Categories: Compassionate Care

SENIOR SEMINAR “Surviving Downsizing”

The topic of this month’s Senior Seminar, “Downsizing,” brought to mind many of you I’ve spoken to these past months who related you were using the time to sort, disperse and cull out the extras. One person was actually sitting at her dining table sorting through things when we visited! I need the motivation and so, together with your stories and the hope of a more simplistic life, I am researching steps to simplicity.
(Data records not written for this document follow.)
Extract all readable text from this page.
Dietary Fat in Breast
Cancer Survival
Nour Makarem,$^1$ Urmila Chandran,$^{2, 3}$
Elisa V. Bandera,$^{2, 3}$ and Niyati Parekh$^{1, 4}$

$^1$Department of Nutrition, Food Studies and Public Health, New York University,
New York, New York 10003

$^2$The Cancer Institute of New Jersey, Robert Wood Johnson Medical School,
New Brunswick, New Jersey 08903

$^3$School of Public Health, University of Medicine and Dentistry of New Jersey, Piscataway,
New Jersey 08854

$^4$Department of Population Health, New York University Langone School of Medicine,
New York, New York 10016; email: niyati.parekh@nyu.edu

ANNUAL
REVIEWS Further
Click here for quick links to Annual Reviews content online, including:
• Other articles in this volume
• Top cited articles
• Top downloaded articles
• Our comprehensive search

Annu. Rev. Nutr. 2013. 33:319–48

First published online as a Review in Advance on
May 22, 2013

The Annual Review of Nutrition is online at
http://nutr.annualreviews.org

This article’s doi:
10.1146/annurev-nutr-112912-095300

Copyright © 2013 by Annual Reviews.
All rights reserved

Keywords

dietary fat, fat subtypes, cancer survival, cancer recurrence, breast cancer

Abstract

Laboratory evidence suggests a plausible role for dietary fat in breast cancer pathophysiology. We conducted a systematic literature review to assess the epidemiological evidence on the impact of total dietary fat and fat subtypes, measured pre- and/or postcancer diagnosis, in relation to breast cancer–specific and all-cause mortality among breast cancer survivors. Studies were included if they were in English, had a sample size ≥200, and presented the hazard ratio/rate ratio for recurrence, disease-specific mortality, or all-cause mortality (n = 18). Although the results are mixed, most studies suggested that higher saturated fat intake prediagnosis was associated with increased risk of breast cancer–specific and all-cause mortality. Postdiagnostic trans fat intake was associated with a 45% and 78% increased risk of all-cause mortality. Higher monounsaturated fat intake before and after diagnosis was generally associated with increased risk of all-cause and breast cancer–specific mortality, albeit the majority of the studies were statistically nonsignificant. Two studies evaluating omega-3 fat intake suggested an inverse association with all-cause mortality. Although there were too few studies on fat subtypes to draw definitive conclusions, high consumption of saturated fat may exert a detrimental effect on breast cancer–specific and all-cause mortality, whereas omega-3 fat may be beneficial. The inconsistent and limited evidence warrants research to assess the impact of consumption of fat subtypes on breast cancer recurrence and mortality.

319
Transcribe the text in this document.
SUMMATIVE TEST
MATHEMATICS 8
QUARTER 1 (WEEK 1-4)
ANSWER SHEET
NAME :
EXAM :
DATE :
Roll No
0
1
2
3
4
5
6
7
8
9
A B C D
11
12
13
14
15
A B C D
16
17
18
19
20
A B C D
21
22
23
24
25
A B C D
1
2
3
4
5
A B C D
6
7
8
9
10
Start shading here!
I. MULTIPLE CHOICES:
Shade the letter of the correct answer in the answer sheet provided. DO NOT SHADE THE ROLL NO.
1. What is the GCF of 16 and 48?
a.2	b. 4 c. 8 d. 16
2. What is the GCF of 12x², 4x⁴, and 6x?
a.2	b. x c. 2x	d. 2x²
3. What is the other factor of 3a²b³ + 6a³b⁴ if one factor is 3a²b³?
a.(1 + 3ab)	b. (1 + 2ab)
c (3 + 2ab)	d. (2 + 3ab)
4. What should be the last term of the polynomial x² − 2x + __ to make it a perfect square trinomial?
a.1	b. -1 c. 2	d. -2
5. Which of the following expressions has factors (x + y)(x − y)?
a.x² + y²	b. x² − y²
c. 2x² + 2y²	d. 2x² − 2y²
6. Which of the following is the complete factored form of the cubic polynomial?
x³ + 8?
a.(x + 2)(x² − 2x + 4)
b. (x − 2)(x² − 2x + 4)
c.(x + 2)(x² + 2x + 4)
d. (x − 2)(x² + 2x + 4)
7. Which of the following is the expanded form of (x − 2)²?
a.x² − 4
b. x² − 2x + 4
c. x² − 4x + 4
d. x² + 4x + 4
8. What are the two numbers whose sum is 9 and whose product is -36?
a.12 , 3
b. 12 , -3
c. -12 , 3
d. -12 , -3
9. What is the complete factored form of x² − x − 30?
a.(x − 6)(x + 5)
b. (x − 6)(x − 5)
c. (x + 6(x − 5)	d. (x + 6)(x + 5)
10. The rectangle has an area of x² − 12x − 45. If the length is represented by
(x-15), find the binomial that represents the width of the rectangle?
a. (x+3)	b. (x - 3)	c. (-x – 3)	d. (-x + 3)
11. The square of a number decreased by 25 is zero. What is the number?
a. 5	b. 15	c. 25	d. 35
Turns out simplicity is one of the spiritual disciplines according to Richard Foster in his book, Spiritual Disciplines. Foster talks about the reasons simplicity is difficult in our society and also highlights the joys of embracing it. He doesn’t provide a nice succinct way to get there. But here are a few ideas from an Internet search about bringing simplicity to your life:

  • Stop adding stress to your life, or as a Facebook meme put it, “Don’t add drama to your own drama.” To do this, ask your- self: Will this matter in five days? Will it matter in five months? Will it matter in five years?” Or perhaps: “When I faced other problems has God been faithful in my life?”
  • Make your home simple by getting rid of clutter. If you don’t absolutely love something or if you haven’t used it in two years, take a picture of it and then get rid of it. The picture-taking works especially well if it is a “keepsake.”
  • Cook more food than you will eat. This cuts out much clean-up and simplifies your life by having convenient nutritious food ready to go when life has “cluttered” your day.
  • Eat slower. Put the fork down between bites. Savor.
  • Look for the simple pleasures and enjoy fully. The sun, the sight of the trees blow- ing, the color of the flowers, a laugh with a friend, the taste of the coffee.
  • Make notes. None of our memories are perfect, so writing lists, thoughts, ideas down helps to clear and “simplify” your mind to enjoy God moments and His peace.
  • Practice gratitude. Focus on not what has broken along the way but what has come together in love.